Debt deal reached

A debt deal will be signed into law today that will raise the debt ceiling, cut spending and end this insane few weeks of uncertainty for the world. The terms of this deal are not great but definitely better than nothing at all which would result in the U.S. defaulting on its debt. The deal will cut about $900 billion in spending over 10 years and raise the debt limit by about that much as well. Then it calls for a committee of 12 people (6 Republicans, 6 Democrats) to come up with additional budget reductions of about $1.2-$1.5 trillion sometime in November or December of 2011. Once this is agreed to by Congress and White House, the debt limit will be raised by that same $1.2-$1.5 trillion amount.

Where this gets interesting is if the government can not agree to those additional reductions. If that does occur, then automatic cuts to the defense budget and domestic budgets will take place. The cuts will be too big and are designed to force both parties to agree on the committee’s recommendations (and for the committee to come to some agreement themselves).

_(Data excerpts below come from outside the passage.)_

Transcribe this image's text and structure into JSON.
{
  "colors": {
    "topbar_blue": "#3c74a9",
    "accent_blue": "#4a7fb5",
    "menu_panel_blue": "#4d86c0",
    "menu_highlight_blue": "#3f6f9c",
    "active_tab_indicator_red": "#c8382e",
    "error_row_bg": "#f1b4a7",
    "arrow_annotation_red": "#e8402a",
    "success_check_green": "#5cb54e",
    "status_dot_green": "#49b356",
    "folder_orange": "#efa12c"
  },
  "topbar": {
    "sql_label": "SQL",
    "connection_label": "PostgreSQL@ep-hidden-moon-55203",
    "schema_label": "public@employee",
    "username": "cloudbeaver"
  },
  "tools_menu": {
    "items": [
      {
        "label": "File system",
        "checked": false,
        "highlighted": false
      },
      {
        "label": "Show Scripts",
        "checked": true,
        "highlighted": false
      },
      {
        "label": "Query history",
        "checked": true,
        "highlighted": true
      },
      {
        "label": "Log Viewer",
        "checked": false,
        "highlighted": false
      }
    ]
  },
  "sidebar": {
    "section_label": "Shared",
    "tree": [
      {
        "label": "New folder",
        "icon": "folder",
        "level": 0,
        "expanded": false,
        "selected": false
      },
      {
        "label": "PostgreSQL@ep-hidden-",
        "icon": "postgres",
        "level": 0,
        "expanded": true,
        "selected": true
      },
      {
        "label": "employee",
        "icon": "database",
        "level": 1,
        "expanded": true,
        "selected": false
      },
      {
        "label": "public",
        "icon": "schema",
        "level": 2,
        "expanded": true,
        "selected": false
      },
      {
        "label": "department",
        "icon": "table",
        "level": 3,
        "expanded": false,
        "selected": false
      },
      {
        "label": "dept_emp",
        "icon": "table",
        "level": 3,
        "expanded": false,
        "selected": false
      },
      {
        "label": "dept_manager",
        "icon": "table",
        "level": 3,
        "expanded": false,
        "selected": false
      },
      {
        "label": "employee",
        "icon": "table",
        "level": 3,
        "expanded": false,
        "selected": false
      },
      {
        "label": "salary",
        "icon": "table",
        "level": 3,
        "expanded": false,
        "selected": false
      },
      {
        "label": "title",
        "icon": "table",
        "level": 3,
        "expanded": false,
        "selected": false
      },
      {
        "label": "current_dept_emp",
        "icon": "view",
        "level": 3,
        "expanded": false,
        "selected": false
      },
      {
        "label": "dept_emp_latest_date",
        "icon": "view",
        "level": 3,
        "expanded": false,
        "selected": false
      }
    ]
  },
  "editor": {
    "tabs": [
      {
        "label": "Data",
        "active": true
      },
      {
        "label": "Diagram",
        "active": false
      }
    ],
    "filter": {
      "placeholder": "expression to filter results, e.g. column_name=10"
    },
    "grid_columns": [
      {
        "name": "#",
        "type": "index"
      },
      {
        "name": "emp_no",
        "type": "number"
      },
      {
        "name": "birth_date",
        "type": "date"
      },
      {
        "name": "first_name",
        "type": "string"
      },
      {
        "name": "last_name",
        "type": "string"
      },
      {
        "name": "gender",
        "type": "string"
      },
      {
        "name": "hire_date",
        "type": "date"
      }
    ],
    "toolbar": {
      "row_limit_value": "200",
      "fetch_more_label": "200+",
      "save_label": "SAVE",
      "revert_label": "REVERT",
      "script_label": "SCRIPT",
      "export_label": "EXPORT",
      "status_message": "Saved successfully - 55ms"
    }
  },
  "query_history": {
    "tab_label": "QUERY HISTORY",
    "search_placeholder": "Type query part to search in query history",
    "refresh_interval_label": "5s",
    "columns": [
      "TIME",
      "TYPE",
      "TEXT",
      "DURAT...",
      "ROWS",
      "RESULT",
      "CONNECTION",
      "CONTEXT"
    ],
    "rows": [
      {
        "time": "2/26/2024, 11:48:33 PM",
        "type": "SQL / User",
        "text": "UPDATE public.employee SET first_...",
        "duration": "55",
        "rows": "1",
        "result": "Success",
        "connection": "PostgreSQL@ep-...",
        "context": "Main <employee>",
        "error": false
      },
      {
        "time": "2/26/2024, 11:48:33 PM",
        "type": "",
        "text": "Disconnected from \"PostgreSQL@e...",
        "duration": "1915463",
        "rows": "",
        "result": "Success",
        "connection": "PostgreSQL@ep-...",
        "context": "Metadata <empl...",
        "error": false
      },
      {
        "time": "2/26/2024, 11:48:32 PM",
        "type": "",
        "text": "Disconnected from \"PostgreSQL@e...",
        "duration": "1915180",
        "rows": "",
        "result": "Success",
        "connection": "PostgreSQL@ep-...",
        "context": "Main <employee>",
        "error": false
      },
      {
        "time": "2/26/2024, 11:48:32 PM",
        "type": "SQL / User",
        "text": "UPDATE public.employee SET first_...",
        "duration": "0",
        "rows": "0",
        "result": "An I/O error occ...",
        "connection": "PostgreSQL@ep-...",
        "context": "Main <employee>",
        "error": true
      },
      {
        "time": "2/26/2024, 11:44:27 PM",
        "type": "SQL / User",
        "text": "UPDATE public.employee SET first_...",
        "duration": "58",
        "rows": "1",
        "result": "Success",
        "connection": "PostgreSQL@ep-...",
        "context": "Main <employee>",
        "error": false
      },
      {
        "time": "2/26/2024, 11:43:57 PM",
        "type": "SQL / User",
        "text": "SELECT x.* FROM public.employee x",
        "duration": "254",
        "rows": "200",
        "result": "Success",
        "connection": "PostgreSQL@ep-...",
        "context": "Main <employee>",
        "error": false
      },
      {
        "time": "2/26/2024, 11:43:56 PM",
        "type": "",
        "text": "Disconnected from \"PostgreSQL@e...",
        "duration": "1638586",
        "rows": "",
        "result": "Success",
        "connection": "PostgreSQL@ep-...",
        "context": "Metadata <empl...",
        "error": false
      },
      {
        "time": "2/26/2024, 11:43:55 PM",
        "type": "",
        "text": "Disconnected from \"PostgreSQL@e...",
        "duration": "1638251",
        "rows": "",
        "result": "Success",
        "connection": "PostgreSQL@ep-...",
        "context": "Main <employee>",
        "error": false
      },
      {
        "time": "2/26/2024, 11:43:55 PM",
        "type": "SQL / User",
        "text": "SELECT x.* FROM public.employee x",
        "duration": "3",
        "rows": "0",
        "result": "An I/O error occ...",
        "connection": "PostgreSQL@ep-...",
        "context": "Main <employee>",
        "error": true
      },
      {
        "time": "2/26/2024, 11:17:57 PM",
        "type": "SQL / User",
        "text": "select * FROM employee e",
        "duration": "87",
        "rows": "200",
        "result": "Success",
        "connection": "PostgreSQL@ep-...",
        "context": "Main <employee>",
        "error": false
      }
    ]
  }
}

What is unfortunate is that during all these negotiations the leaders in Washington had over the last few weeks, an actual good deal was almost reached. At one point the President and Speaker of House John Boehner (Republican) agreed to a deal that would reduce the debt by $4 trillion and included raising the tax on the richest 2% of Americans back to where they were under President Clinton (a few per cent higher than today). It also would close tax loopholes and credits for oil companies and other corporations. This deal was eventually rejected by the extreme right wing of the Republican Party (the Tea Party).

Due to the way this deal is structured, there is still some uncertainty left in the market until the end of the year. Hopefully at that point those taxes on the rich will go up to where they should be and both parties can agree on other smart debt reducers that will avoid the massive cuts which would take their place automatically. This deal is not great, but better than nothing.